地阶高级斗技,也不容小觑。
他双手在身前结印,一朵比之前更加凝练、更加炽烈的麒麟火在掌心浮现。
与此同时,他体内的陨落心炎也开始涌动,一股无形的灵魂之火悄然融入了麒麟火之中。
五轮离火法——双火合一!
麒麟火与陨落心炎融合,化作一朵半青半白的奇异火焰。
火焰中心是纯白色的灵魂之火,外层是青色的赤金火,两者相融,既焚肉身,又灼灵魂。
宁川双手推出,双火莲花迎风暴涨,化作一丈方圆,正面迎上了雷神戟。
轰——!!!
雷与火的碰撞爆发出令人目盲的光芒。
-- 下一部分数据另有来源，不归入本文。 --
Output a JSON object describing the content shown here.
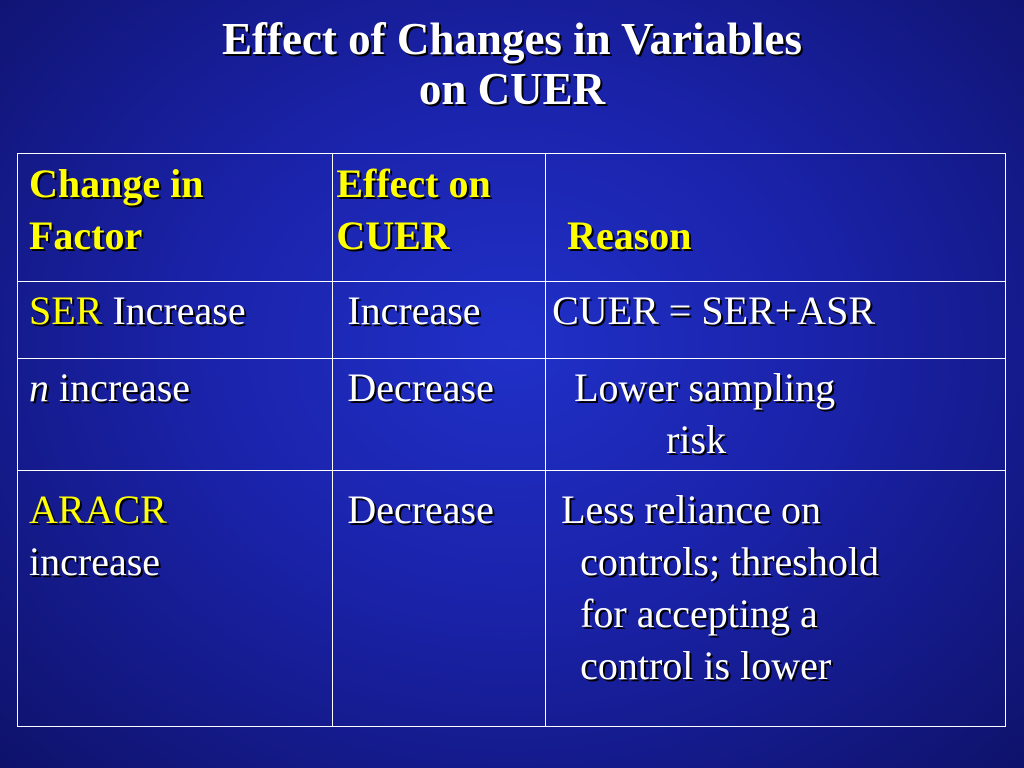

整座寒渊被照得亮如白昼,冲击波向四面八方席卷,渊壁上万年不化的玄冰大片大片地崩落。
三名风雷阁斗皇弟子被冲击波撞得倒飞出去,砸在崖壁上齐齐吐血。
四姐妹早已退到了寒渊边缘,却依然被那股冲击波震得气血翻涌。
梅剑面色凝重,竹剑紧紧抓着她的手臂,兰剑和菊剑更是连眼睛都睁不开。
“公子……”竹剑咬着嘴唇,眼中满是担忧。
碰撞的中心,雷神戟与双火莲花僵持了足足三个呼吸。
然后,雷神戟寸寸碎裂。
不是从头到尾,而是从戟尖开始,一寸一寸地被火焰焚化。
雷电符文哀鸣着消散,凝聚戟身的雷光如同融化的金属,化作无数细小的电弧向四周逸散。
费天目眦欲裂:“不可能!”
雷神戟是地阶高级斗技,他倾尽全力施展,威力足以重创同级别的对手。
可对方的火焰,竟然将雷神戟生生焚化了?
这到底是什么火?!
然而他已经没有时间去想答案了。
双火莲花在焚尽雷神戟后,余势不减,继续向费天轰去。
费天仓促之间全力凝聚斗气护盾,却依然被莲花结结实实地轰在身上。
噗——
一口血箭从费天口中喷出,他整个人如同断线的风筝般倒飞出去,周身衣衫多处烧焦,皮肤上布满了可怖的灼痕。
那双曾经电光闪烁的眼眸,此刻变得黯淡无光。
八星斗宗,重伤。
他勉强在空中稳住身形,看向宁川的目光中满是骇然与不甘。
这一战,他败了。败得彻彻底底。
“撤!”
费天咬紧牙关,强提最后一口斗气,雷光裹住身后三名重伤的护法,向寒渊上方疯狂掠去。
他甚至连凤清儿都顾不上了——再不跑,连他自己都得折在这里。
宁川没有追。
他收回目光,望向寒渊中央。那头冰纹魔蛇依然瘫倒在冻土上,方才的战斗余波让它又添了不少新伤,此刻已是出气多进气少。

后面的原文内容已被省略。